A Geometric Approach to Sample Compression
- Benjamin Rubinstein ,
- J. Hyam Rubinstein
Journal of Machine Learning Research | , Vol 13: pp. 1221-1261
The Sample Compression Conjecture of Littlestone & Warmuth has remained unsolved for a quarter century. While maximum classes (concept classes meeting Sauer’s Lemma with equality) can be compressed, the compression of general concept classes reduces to compressing maximal classes (classes that cannot be expanded without increasing VC dimension). Two promising ways forward are: embedding maximal classes into maximum classes with at most a polynomial increase to VC dimension, and compression via operating on geometric representations. This paper presents positive results on the latter approach and a first negative result on the former, through a systematic investigation of finite maximum classes.
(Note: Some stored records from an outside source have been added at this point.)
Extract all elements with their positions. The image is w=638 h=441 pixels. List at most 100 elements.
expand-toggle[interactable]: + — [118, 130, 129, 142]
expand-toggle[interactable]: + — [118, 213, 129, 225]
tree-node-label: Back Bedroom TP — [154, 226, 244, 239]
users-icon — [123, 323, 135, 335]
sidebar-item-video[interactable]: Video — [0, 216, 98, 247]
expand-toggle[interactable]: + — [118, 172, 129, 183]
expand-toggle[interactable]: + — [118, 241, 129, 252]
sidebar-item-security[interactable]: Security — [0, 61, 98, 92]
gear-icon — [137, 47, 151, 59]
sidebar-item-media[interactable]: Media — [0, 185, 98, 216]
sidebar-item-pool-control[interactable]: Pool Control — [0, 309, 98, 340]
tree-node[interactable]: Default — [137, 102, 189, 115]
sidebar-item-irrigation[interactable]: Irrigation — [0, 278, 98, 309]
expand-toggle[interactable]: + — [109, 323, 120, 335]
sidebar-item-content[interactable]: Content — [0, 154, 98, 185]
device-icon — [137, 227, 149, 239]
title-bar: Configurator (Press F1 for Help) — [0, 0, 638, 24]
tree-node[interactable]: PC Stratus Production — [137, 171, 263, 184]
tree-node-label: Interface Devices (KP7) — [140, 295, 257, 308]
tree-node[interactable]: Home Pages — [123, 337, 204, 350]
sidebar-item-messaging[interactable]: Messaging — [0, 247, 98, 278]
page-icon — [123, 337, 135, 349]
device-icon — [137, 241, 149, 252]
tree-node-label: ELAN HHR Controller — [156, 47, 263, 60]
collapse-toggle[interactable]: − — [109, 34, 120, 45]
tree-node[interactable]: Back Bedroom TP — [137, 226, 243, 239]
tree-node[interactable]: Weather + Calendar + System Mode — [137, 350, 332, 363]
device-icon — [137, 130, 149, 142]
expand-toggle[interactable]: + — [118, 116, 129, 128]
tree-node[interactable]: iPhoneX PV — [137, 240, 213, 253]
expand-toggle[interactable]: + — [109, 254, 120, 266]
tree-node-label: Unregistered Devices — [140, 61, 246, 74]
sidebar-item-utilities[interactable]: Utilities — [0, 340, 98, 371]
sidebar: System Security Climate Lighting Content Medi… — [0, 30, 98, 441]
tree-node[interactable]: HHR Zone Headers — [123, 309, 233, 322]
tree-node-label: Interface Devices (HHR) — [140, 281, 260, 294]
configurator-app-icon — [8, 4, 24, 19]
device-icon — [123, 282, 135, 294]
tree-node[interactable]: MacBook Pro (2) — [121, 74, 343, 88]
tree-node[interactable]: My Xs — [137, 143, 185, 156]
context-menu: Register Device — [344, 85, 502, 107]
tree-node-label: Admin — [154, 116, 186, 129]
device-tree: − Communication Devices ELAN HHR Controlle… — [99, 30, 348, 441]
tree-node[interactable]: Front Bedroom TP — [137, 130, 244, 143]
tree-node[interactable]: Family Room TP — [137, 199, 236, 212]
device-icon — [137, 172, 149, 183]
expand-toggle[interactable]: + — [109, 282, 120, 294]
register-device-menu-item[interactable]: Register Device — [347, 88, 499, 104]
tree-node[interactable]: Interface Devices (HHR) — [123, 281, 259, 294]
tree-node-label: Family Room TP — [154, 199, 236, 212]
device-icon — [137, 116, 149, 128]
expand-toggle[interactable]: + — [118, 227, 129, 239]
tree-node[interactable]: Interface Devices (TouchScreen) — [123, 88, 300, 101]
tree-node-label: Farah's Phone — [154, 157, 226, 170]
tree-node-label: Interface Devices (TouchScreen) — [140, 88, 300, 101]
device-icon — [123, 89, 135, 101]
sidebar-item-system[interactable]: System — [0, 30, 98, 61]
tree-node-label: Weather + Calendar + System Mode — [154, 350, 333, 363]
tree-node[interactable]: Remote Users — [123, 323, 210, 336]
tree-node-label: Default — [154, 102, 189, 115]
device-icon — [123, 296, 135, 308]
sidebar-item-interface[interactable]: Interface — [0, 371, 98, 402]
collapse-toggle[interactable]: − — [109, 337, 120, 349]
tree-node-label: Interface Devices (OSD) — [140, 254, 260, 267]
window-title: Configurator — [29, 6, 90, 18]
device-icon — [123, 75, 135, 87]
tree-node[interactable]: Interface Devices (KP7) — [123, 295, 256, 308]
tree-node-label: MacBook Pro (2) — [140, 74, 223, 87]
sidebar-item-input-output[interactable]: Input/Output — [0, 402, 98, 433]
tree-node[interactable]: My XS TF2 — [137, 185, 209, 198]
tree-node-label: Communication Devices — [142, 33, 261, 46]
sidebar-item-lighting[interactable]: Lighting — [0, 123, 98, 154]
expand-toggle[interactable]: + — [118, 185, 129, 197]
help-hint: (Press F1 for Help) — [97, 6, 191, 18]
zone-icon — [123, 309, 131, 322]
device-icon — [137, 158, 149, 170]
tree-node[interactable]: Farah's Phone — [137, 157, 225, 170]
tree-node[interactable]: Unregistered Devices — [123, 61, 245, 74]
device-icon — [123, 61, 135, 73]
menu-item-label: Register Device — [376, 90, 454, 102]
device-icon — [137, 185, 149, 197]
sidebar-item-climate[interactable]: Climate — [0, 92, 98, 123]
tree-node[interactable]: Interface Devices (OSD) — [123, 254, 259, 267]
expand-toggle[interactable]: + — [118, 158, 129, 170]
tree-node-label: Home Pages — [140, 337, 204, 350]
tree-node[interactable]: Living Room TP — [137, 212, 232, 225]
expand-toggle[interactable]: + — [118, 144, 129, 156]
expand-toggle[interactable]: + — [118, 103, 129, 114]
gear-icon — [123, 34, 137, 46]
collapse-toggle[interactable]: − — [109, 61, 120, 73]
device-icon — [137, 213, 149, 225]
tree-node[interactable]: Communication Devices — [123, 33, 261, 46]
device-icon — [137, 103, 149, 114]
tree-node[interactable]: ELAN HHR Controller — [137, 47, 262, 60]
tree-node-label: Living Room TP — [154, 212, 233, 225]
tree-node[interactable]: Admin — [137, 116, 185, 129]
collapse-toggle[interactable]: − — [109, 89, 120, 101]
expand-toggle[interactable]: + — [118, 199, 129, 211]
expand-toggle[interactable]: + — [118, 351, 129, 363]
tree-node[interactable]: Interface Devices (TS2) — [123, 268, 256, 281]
Simple arrangements of hyperplanes in hyperbolic space are shown to represent maximum classes, generalizing the corresponding Euclidean result. We show that sweeping a generic hyperplane across such arrangements forms an unlabeled compression scheme of size VC dimension and corresponds to a special case of peeling the one-inclusion graph, resolving a recent conjecture of Kuzmin & Warmuth. A bijection between finite maximum classes and certain arrangements of piecewise-linear (PL) hyperplanes in either a ball or Euclidean space is established. Finally we show that d-maximum classes corresponding to PL-hyperplane arrangements in ℝd have cubical complexes homeomorphic to a d-ball, or equivalently complexes that are manifolds with boundary. A main result is that PL arrangements can be swept by a moving hyperplane to unlabeled d-compress any finite maximum class, forming a peeling scheme as conjectured by Kuzmin & Warmuth. A corollary is that some d-maximal classes cannot be embedded into any maximum class of VC-dimension d+k, for any constant k. The construction of the PL sweeping involves Pachner moves on the one-inclusion graph, corresponding to moves of a hyperplane across the intersection of d other hyperplanes. This extends the well known Pachner moves for triangulations to cubical complexes.